UCL Arts & Humanities and UCL Consultants Ltd. have won a competitive bid to provide expertise to enable internet users to create full web addresses using non-Latin script names. ICANN – the Internet Corporation for Assigned Names and Numbers, which coordinates the Internet’s addressing system – has initiated the change which will open up an entirely new way of using the Internet.
An historic move to further internationalize the Internet, the project involves the web’s biggest technical change since it was created four decades ago, and opens up access to millions of new global users, giving them the ability to express new names in their own languages and scripts. UCL is working with ICANN to evaluate applications for new generic Top Level Domain addresses (i.e. in addition to .com and .org etc.). As a result of the New generic Top Level Domain Program there will be new addresses in non-Latin script based scripts such as Arabic, Chinese, Hindi, Japanese and Russian.

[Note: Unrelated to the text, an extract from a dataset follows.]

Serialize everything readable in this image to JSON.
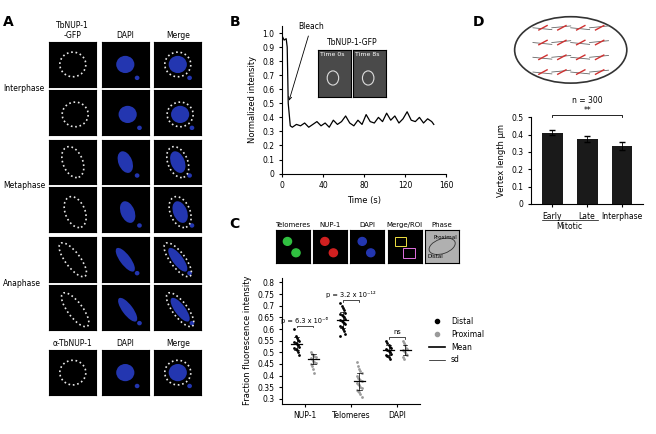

The UCL and ICANN Project Leader is Chris Dillon, Research Associate in Linguistic Computing in the Faculty of Arts & Humanities. “UCL and the School of Oriental and African Studies form the world's leading centre of linguistic expertise with over 80 languages covered,” says Chris. “UCL is the only university in the world to compute in every major world language.” The contract was won from ICANN by UCL Consultants Ltd using Chris’s rare combination of non-Latin script linguistic and computer skills, against other bids from a number of high profile organisations including professional services firms.
Professor Henry Woudhuysen, Dean of the Faculty of Arts and Humanities and head of the project, said: "This initiative will have profound implications for the Internet and for computing throughout the world. The Faculty of Arts and Humanities is ideally placed to support this work, and we are proud to be associated with it and with those who have helped bring it to UCL." Professor Stephen Caddick, UCL Vice-Provost (Enterprise), added: “This is a game-changing project and UCL’s involvement is confirmation of our position as one of the leading global institutions in both languages and digital technology.”